Юрья, синея, хватал воздух ртом и никак не мог ухватить. Стах, как мешок, отбросил его в сторону мужиков.
– А то будешь там, где…
Стах, сделав неприличный жест, повернулся спиной – и вдруг повалился на закрытые двери. В пояснице торчали вилы. А в группке мужиков, как только что староста, синел лицом молодой паренек. Батурин отчетливо видел его дрожащие губы:
– Я не… не…
И все смешалось. Никто из офицеров даже выстрелить не успел.
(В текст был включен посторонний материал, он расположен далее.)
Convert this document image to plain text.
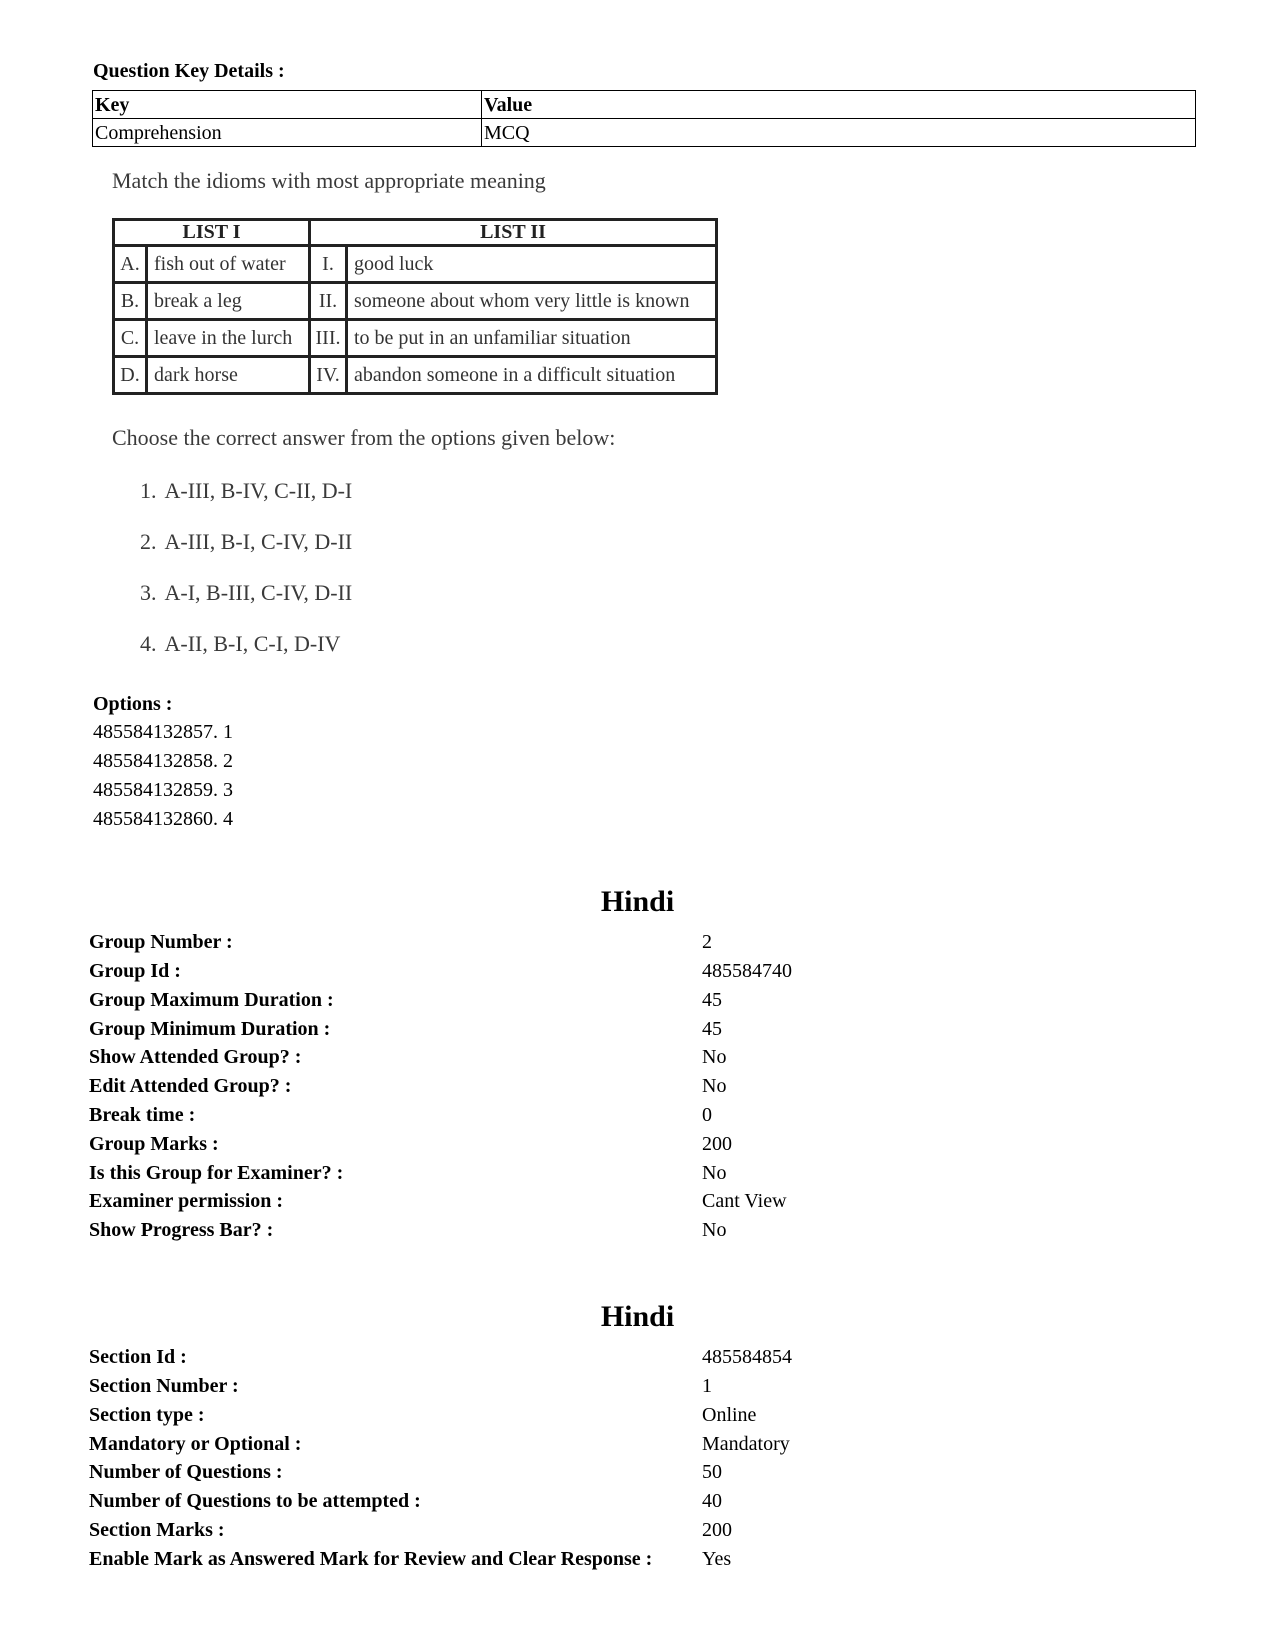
Question Key Details :
Key	Value
Comprehension	MCQ
Match the idioms with most appropriate meaning
LIST I		LIST II	
A.	fish out of water	I.	good luck
B.	break a leg	II.	someone about whom very little is known
C.	leave in the lurch	III.	to be put in an unfamiliar situation
D.	dark horse	IV.	abandon someone in a difficult situation
Choose the correct answer from the options given below:
1. A-III, B-IV, C-II, D-I
2. A-III, B-I, C-IV, D-II
3. A-I, B-III, C-IV, D-II
4. A-II, B-I, C-I, D-IV
Options :
485584132857. 1
485584132858. 2
485584132859. 3
485584132860. 4
Hindi
Group Number :	2
Group Id :	485584740
Group Maximum Duration :	45
Group Minimum Duration :	45
Show Attended Group? :	No
Edit Attended Group? :	No
Break time :	0
Group Marks :	200
Is this Group for Examiner? :	No
Examiner permission :	Cant View
Show Progress Bar? :	No
Hindi
Section Id :	485584854
Section Number :	1
Section type :	Online
Mandatory or Optional :	Mandatory
Number of Questions :	50
Number of Questions to be attempted :	40
Section Marks :	200
Enable Mark as Answered Mark for Review and Clear Response : Yes
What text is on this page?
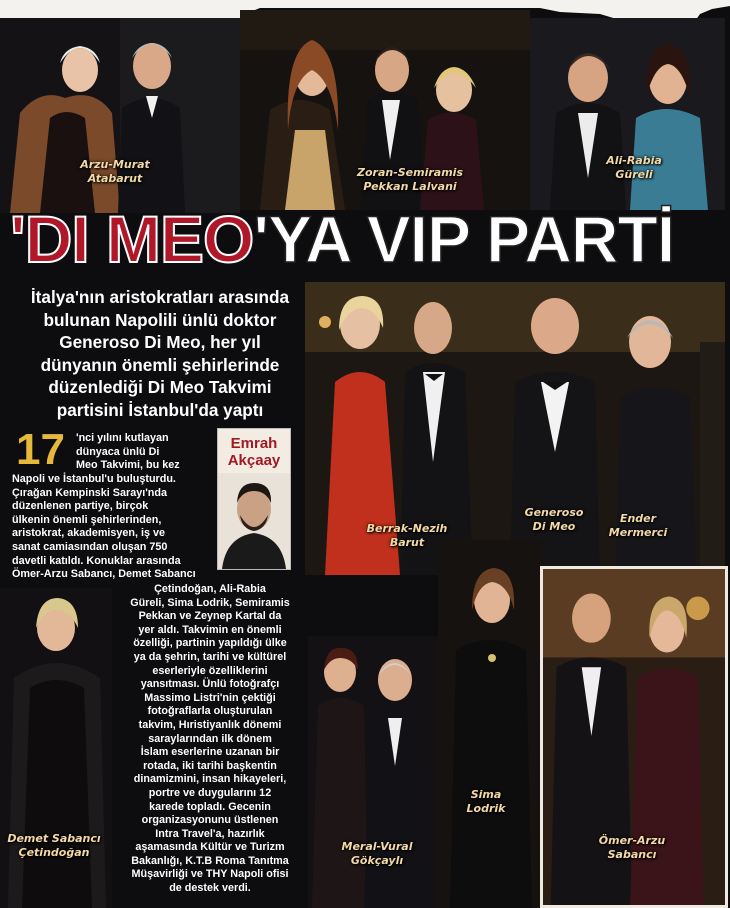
Arzu-Murat
Atabarut	Zoran-Semiramis
Pekkan Lalvani
Ali-Rabia
Güreli
'DI MEO'YA VIP PARTİ
İtalya'nın aristokratları arasında
bulunan Napolili ünlü doktor
Generoso Di Meo, her yıl
dünyanın önemli şehirlerinde
düzenlediği Di Meo Takvimi
partisini İstanbul'da yaptı
Berrak-Nezih
Barut
Generoso
Di Meo
Ender
Mermerci
17 'nci yılını kutlayan
dünyaca ünlü Di
Meo Takvimi, bu kez
Napoli ve İstanbul'u buluşturdu.
Çırağan Kempinski Sarayı'nda
düzenlenen partiye, birçok
ülkenin önemli şehirlerinden,
aristokrat, akademisyen, iş ve
sanat camiasından oluşan 750
davetli katıldı. Konuklar arasında
Ömer-Arzu Sabancı, Demet Sabancı
Emrah
Akçaay
Demet Sabancı
Çetindoğan
Çetindoğan, Ali-Rabia
Güreli, Sima Lodrik, Semiramis
Pekkan ve Zeynep Kartal da
yer aldı. Takvimin en önemli
özelliği, partinin yapıldığı ülke
ya da şehrin, tarihi ve kültürel
eserleriyle özelliklerini
yansıtması. Ünlü fotoğrafçı
Massimo Listri'nin çektiği
fotoğraflarla oluşturulan
takvim, Hıristiyanlık dönemi
saraylarından ilk dönem
İslam eserlerine uzanan bir
rotada, iki tarihi başkentin
dinamizmini, insan hikayeleri,
portre ve duygularını 12
karede topladı. Gecenin
organizasyonunu üstlenen
Intra Travel'a, hazırlık
aşamasında Kültür ve Turizm
Bakanlığı, K.T.B Roma Tanıtma
Müşavirliği ve THY Napoli ofisi
de destek verdi.
Meral-Vural
Gökçaylı
Sima
Lodrik
Ömer-Arzu
Sabancı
Лейтава, Вильно, 1831, апрель
Утром того же дня Генрих Айзенвальд, человек по особым распоряжениям герцога Ингестрома ун Блау, в последний раз раскладывал на необъятном столе в своем кабинете бумаги, с шеневальдской дотошностью собранные для него какими-то неизвестными архивариусами, писарями, столоначальниками… Первый ряд заняли донесения из уголовной полиции Виленского, Двайнабургского и Ковенского поветов. И если виленцы без изысков обошлись хрусткой желтой бумагой, то остальные два отделения постарались блеснуть и подали каллиграфически исполненные отчеты на тонкой гаоляньской бумаге. Генрих усмехнулся неистребимому свойству чиновничьей натуры. И выложил второй ряд. В него попали сводная таблица блау-роты по собственно Вильне, а также Трокам, Ковно, Подвайнью и, отдельно, Краславке и Двайнабургу. Кроме таблицы блау-рота прислала краткий мемориал, в котором не просто перечисляла неясные случаи, но пыталась делать выводы по ним. Мемориал Генрих пока отложил – к выводам он собирался приходить сам. Вместо него во второй ряд угодили рапорта военных округов той же территориальной принадлежности. В третий ряд поместилась краткая докладная записка военной разведки и сведения, полученные из диацезий.